I have learned that I have the most wonderful friends ever! When I reach out for a hand, someone is always there to grab hold and lead me out of the darkness. This path has dark moments. It has painful moments. There are times that I am not able to venture on this journey alone. Those are the times that the many blessed friends I am surrounded by reach out to me, take my hand and lead the way. I thank God each and every day for every single one of you. You are amazing!

Although this journey has taken me down painful paths, I have found many new friends along the way. I have learned that I am not the only one who has been broken down by infidelity. Unfortunately, there are way too many of us that have experienced this devastating, all-too-common incident. To you, my new friends, I'm sorry we have met on such terms. I will be forever grateful; however, for the bonds we have formed. There is nobody that can quite understand where you're at, what you're feeling, or truly know what it is like unless they have been there. You, my friends, know. I'm sorry you've been hurt as well but grateful that we have had the opportunity to meet and share our experiences together. May we have many years of friendship ahead.

I have learned that no matter how long you've known someone, you never really KNOW them. It's sad, really.

I have learned that those who are guilty can never admit their guilt. Instead, they run from the truth. Eventually, that catches up to them.

I've learned that the grieving process is a difficult process. While one will grieve in the beginning, the other will be preoccupied. Eventually, the first person becomes a stronger, better person and moves on with their life while the other person must then deal with their loss for the first time.
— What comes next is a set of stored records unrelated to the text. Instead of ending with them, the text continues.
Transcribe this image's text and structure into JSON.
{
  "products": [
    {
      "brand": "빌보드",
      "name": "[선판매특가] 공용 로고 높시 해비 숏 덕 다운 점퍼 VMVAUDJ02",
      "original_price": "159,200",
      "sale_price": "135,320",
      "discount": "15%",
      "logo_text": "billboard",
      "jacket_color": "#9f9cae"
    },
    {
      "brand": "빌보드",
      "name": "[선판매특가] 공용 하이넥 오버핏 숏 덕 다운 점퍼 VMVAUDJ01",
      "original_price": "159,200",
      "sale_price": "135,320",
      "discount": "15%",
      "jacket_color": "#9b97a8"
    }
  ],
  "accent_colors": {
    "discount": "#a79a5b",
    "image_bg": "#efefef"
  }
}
I have learned that gratification may not be instant. In time, all good things come to those who wait. The beginning may be torture but in time, that torture turns into triumph as you sit back and watch others have to wade through the mess they have created.

I have learned that Karma exists.

I have learned that no matter how good you think you are at telling lies, they will be uncovered and you will be exposed for who you really are. The truth truly does set you free.

I have learned that misery loves company. I'm glad that three's a crowd. I don't have to be the misery or the company any longer.

I have learned that you never truly know what you're missing out on when you have settled for what you believed to have been "normal".

I have learned that relationships are never suppose to be one sided. There should always be 100% from both sides. A true partner will be there all the time to walk along the path of life with you, not just when it is convenient or feels good.

I have learned that there are still some amazing people left in this world and I'm so glad to have found them.

The past two months have opened my eyes up to a whole new world. While sadness fills my heart at times, the joy and endless possibilities ahead overshadow that sadness and I am once again reminded that I am a survivor!